Wɔatintim: 27.03.2019
In the middle of the mountainous desert landscape, the Rio Elqui flows through a valley, bringing a lot of greenery with it, making the Elqui Valley practically a long oasis along the river. The river is mainly fed by the Andes, as it practically never rains in the valley (60mm per year) and the sun shines for 335 days a year.

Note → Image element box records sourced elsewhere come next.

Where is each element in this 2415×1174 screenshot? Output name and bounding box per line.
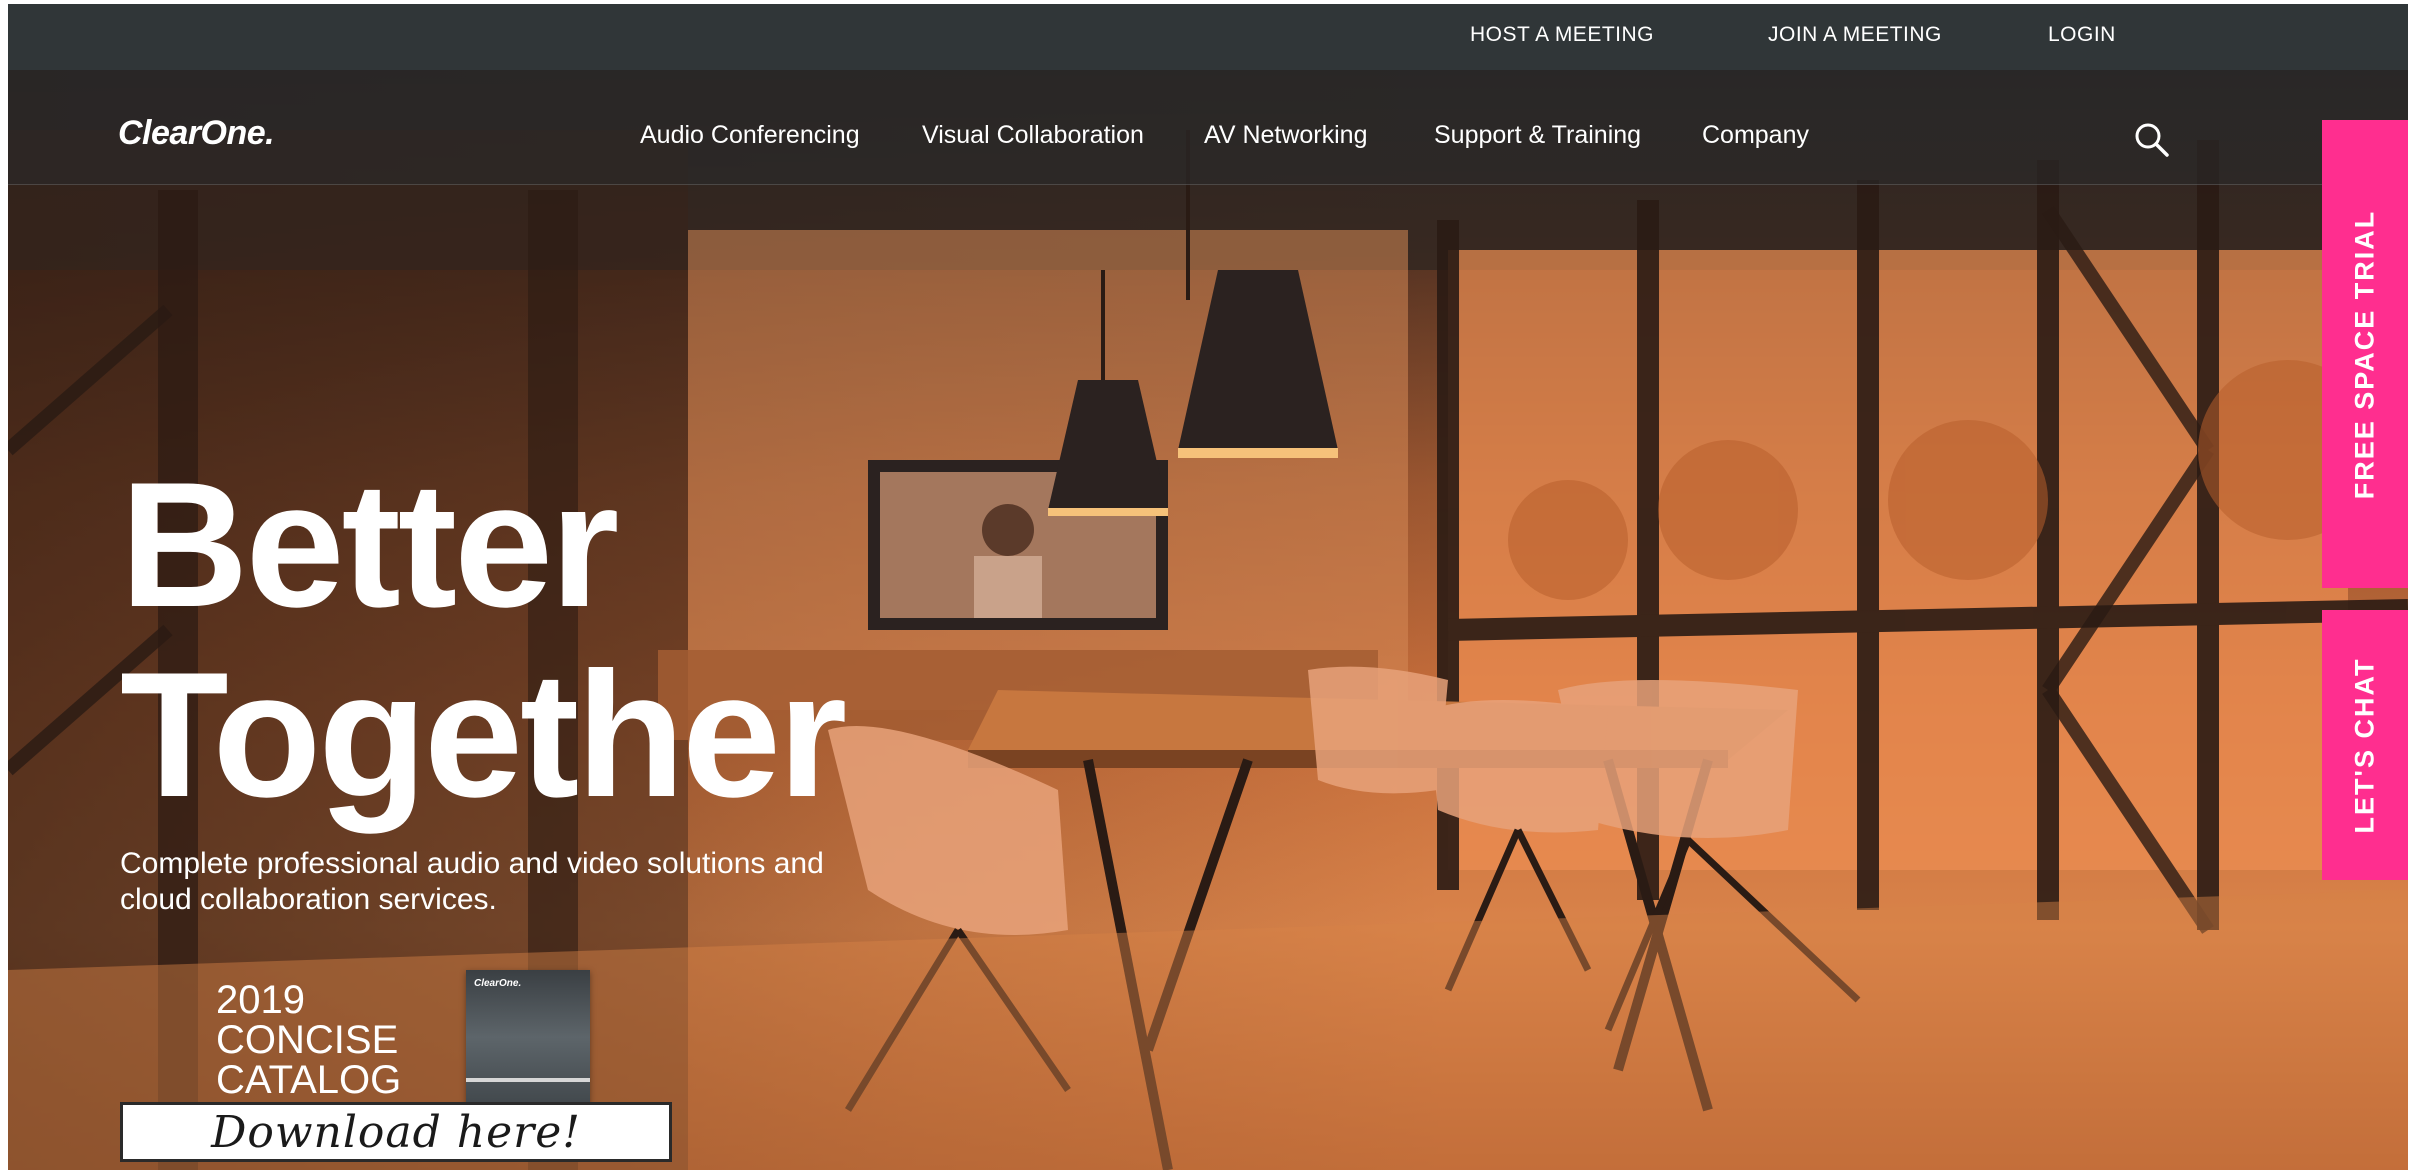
hero-headline-line2: Together — [120, 635, 847, 834]
catalog-cover-logo: ClearOne. — [474, 978, 522, 989]
nav-audio-conferencing[interactable]: Audio Conferencing — [640, 120, 860, 150]
page-frame: Better Together Complete professional au… — [8, 4, 2408, 1170]
main-nav: ClearOne. Audio Conferencing Visual Coll… — [8, 70, 2408, 185]
host-meeting-link[interactable]: HOST A MEETING — [1470, 22, 1654, 48]
catalog-title-line2: CATALOG — [216, 1058, 402, 1102]
catalog-cover-image[interactable]: ClearOne. — [466, 970, 590, 1120]
catalog-cover-band — [466, 1078, 590, 1082]
nav-company[interactable]: Company — [1702, 120, 1809, 150]
lets-chat-tab[interactable]: LET'S CHAT — [2322, 610, 2408, 880]
catalog-title-line1: CONCISE — [216, 1018, 399, 1062]
nav-av-networking[interactable]: AV Networking — [1204, 120, 1368, 150]
clearone-logo[interactable]: ClearOne. — [118, 114, 275, 153]
hero-section: Better Together Complete professional au… — [8, 70, 2408, 1170]
hero-subtitle-line1: Complete professional audio and video so… — [120, 847, 824, 880]
download-catalog-button[interactable]: Download here! — [120, 1102, 672, 1162]
hero-headline-line1: Better — [120, 445, 619, 644]
login-link[interactable]: LOGIN — [2048, 22, 2116, 48]
nav-support-training[interactable]: Support & Training — [1434, 120, 1641, 150]
catalog-year: 2019 — [216, 978, 305, 1022]
hero-subtitle-line2: cloud collaboration services. — [120, 883, 497, 916]
search-icon[interactable] — [2132, 120, 2172, 160]
lets-chat-label: LET'S CHAT — [2349, 657, 2380, 833]
join-meeting-link[interactable]: JOIN A MEETING — [1768, 22, 1942, 48]
free-space-trial-tab[interactable]: FREE SPACE TRIAL — [2322, 120, 2408, 588]
utility-bar: HOST A MEETING JOIN A MEETING LOGIN — [8, 4, 2408, 70]
free-space-trial-label: FREE SPACE TRIAL — [2349, 209, 2380, 499]
nav-visual-collaboration[interactable]: Visual Collaboration — [922, 120, 1144, 150]
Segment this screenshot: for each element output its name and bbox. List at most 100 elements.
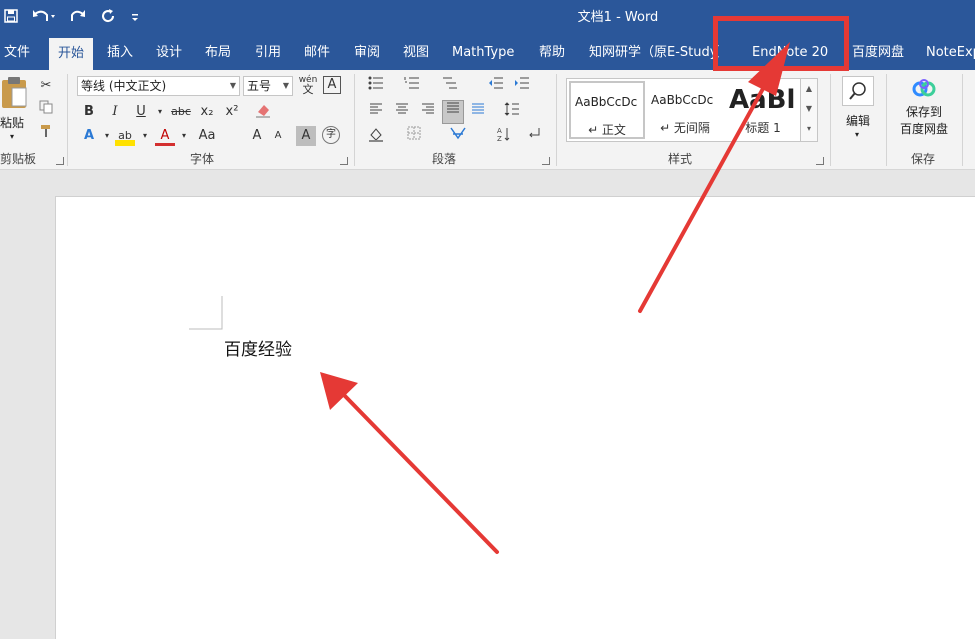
- styles-gallery: AaBbCcDc ↵ 正文 AaBbCcDc ↵ 无间隔 AaBl 标题 1: [566, 78, 818, 142]
- character-border-button[interactable]: A: [323, 76, 341, 94]
- font-color-button[interactable]: A: [155, 126, 175, 146]
- clear-formatting-icon[interactable]: [253, 102, 273, 122]
- style-no-spacing-name: ↵ 无间隔: [660, 121, 710, 135]
- chevron-up-icon[interactable]: ▲: [801, 79, 817, 99]
- tab-mathtype[interactable]: MathType: [452, 36, 514, 70]
- save-to-baidu-button[interactable]: 保存到 百度网盘: [894, 78, 954, 146]
- editing-button[interactable]: 编辑 ▾: [840, 76, 876, 146]
- styles-launcher-icon[interactable]: [816, 157, 824, 165]
- tab-noteexpress[interactable]: NoteExp: [926, 36, 975, 70]
- text-boundary-corner: [189, 296, 223, 330]
- chinese-layout-icon[interactable]: [448, 126, 468, 146]
- style-heading-1-sample: AaBl: [729, 85, 796, 115]
- justify-icon[interactable]: [442, 100, 464, 124]
- shading-icon[interactable]: [366, 126, 386, 146]
- borders-icon[interactable]: [404, 126, 424, 146]
- group-divider: [556, 74, 557, 166]
- word-window: 文档1 - Word 文件 开始 插入 设计 布局 引用 邮件 审阅 视图 Ma…: [0, 0, 975, 639]
- styles-scroll[interactable]: ▲ ▼ ▾: [800, 78, 818, 142]
- show-marks-icon[interactable]: [524, 126, 544, 146]
- document-area: 百度经验: [0, 171, 975, 639]
- chevron-down-icon[interactable]: ▾: [174, 126, 194, 146]
- cut-icon[interactable]: ✂: [36, 76, 56, 96]
- superscript-button[interactable]: x²: [222, 102, 242, 122]
- save-to-baidu-line1: 保存到: [905, 105, 942, 119]
- bullets-icon[interactable]: [366, 76, 386, 96]
- strikethrough-button[interactable]: abc: [168, 102, 194, 122]
- format-painter-icon[interactable]: [36, 124, 56, 144]
- line-spacing-icon[interactable]: [502, 102, 522, 122]
- annotation-highlight-box: [713, 16, 849, 71]
- font-size-dropdown[interactable]: 五号 ▼: [243, 76, 293, 96]
- paste-button[interactable]: 粘贴 ▾: [0, 76, 30, 146]
- clipboard-launcher-icon[interactable]: [56, 157, 64, 165]
- text-effects-button[interactable]: A: [79, 126, 99, 146]
- svg-text:Z: Z: [497, 135, 502, 142]
- tab-cnki-estudy[interactable]: 知网研学（原E-Study）: [589, 36, 719, 70]
- more-styles-icon[interactable]: ▾: [801, 119, 817, 139]
- ribbon-home: 粘贴 ▾ ✂ 剪贴板 等线 (中文正文) ▼ 五号 ▼ wén 文 A B I …: [0, 70, 975, 170]
- shrink-font-button[interactable]: A: [268, 126, 288, 146]
- tab-home[interactable]: 开始: [49, 38, 94, 70]
- font-launcher-icon[interactable]: [340, 157, 348, 165]
- font-size-value: 五号: [247, 79, 272, 93]
- editing-label: 编辑: [846, 114, 871, 128]
- copy-icon[interactable]: [36, 100, 56, 120]
- subscript-button[interactable]: x₂: [197, 102, 217, 122]
- font-name-value: 等线 (中文正文): [81, 79, 167, 93]
- highlight-button[interactable]: ab: [115, 126, 135, 146]
- clipboard-group-label: 剪贴板: [0, 152, 37, 166]
- character-shading-button[interactable]: A: [296, 126, 316, 146]
- underline-dropdown-icon[interactable]: ▾: [150, 102, 170, 122]
- tab-references[interactable]: 引用: [255, 36, 281, 70]
- font-name-dropdown[interactable]: 等线 (中文正文) ▼: [77, 76, 240, 96]
- sort-icon[interactable]: AZ: [494, 126, 514, 146]
- tab-view[interactable]: 视图: [403, 36, 429, 70]
- grow-font-button[interactable]: A: [247, 126, 267, 146]
- tab-file[interactable]: 文件: [4, 36, 30, 70]
- tab-design[interactable]: 设计: [156, 36, 182, 70]
- style-normal-sample: AaBbCcDc: [575, 95, 638, 109]
- chevron-down-icon: ▼: [282, 81, 289, 90]
- increase-indent-icon[interactable]: [512, 76, 532, 96]
- enclose-characters-button[interactable]: 字: [322, 126, 340, 144]
- save-group-label: 保存: [911, 152, 936, 166]
- change-case-button[interactable]: Aa: [195, 126, 219, 146]
- group-divider: [962, 74, 963, 166]
- phonetic-guide-button[interactable]: wén 文: [298, 75, 318, 95]
- align-center-icon[interactable]: [392, 102, 412, 122]
- chevron-down-icon[interactable]: ▼: [801, 99, 817, 119]
- paste-label: 粘贴: [0, 116, 25, 130]
- chevron-down-icon[interactable]: ▾: [97, 126, 117, 146]
- underline-button[interactable]: U: [131, 102, 151, 122]
- italic-button[interactable]: I: [105, 102, 125, 122]
- tab-mailings[interactable]: 邮件: [304, 36, 330, 70]
- tab-help[interactable]: 帮助: [539, 36, 565, 70]
- document-text[interactable]: 百度经验: [224, 335, 292, 360]
- document-page[interactable]: 百度经验: [55, 196, 975, 639]
- style-no-spacing[interactable]: AaBbCcDc ↵ 无间隔: [647, 81, 723, 139]
- style-normal[interactable]: AaBbCcDc ↵ 正文: [569, 81, 645, 139]
- bold-button[interactable]: B: [79, 102, 99, 122]
- align-right-icon[interactable]: [418, 102, 438, 122]
- numbering-icon[interactable]: [402, 76, 422, 96]
- paste-dropdown-icon[interactable]: ▾: [10, 132, 14, 141]
- paragraph-launcher-icon[interactable]: [542, 157, 550, 165]
- group-divider: [354, 74, 355, 166]
- tab-layout[interactable]: 布局: [205, 36, 231, 70]
- style-normal-name: ↵ 正文: [588, 123, 626, 137]
- phonetic-guide-char: 文: [302, 83, 314, 96]
- tab-insert[interactable]: 插入: [107, 36, 133, 70]
- multilevel-list-icon[interactable]: [440, 76, 460, 96]
- group-divider: [830, 74, 831, 166]
- baidu-netdisk-icon: [912, 79, 936, 97]
- paste-icon: [2, 77, 27, 108]
- style-heading-1[interactable]: AaBl 标题 1: [725, 81, 801, 139]
- distributed-icon[interactable]: [468, 102, 488, 122]
- decrease-indent-icon[interactable]: [486, 76, 506, 96]
- chevron-down-icon[interactable]: ▾: [135, 126, 155, 146]
- styles-group-label: 样式: [668, 152, 693, 166]
- tab-baidu-netdisk[interactable]: 百度网盘: [852, 36, 904, 70]
- tab-review[interactable]: 审阅: [354, 36, 380, 70]
- align-left-icon[interactable]: [366, 102, 386, 122]
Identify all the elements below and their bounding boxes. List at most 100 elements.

These factors favor grape cultivation, and there is plenty of it. They are used less for making wine and more for making the legendary Pisco. Grape cultivation is therefore followed by a distillery. You can also visit one of these distilleries on a guided tour. We visited a small distillery (mainly because the tour is free ;-)) and the owner patiently explained the process of making Pisco. First, wine is made from the grapes, then a heap of sugar is added and the mixture is left to ferment. Then the mixture is heated over a fire, the alcohol evaporates, condenses in the upper part, and is piped into a separate tank. Three distillates are collected: the head (El Cabeza), the heart (El Corazon), and the tail (La Cola). The head and the tail are then aged in oak barrels for 6 months. This Pisco is used for mixing the famous Pisco Sour.
The heart is the 'good' Pisco that can be enjoyed straight. It is aged for 18 months in oak barrels, similar to most distilling processes.
By the way, Chile is in a dispute with Peru over the status of the origin country of Pisco.
The second landmark of the valley is the observatories. The sky here is always very clear, thanks to the cold sea of Chile. The sea washes the dust particles out of the air. That's why you can see an observatory on every mountain, which is often open for visitors. Chile is competing with South Africa, Australia, and New Zealand for the star supremacy, following the motto of 'who has the longest'.
When we visited the observatory, it was the night after a full moon, so our guide unfortunately couldn't show us any galaxies. However, we were able to see Mars, the moon, and some star clusters. We were actually allowed to look through the telescope ourselves and take pictures with our phones through the lens. Crazy!
Similar to Isla Chiloè, almost every property along the river in the valley is private, which made finding a place to stay a bit challenging.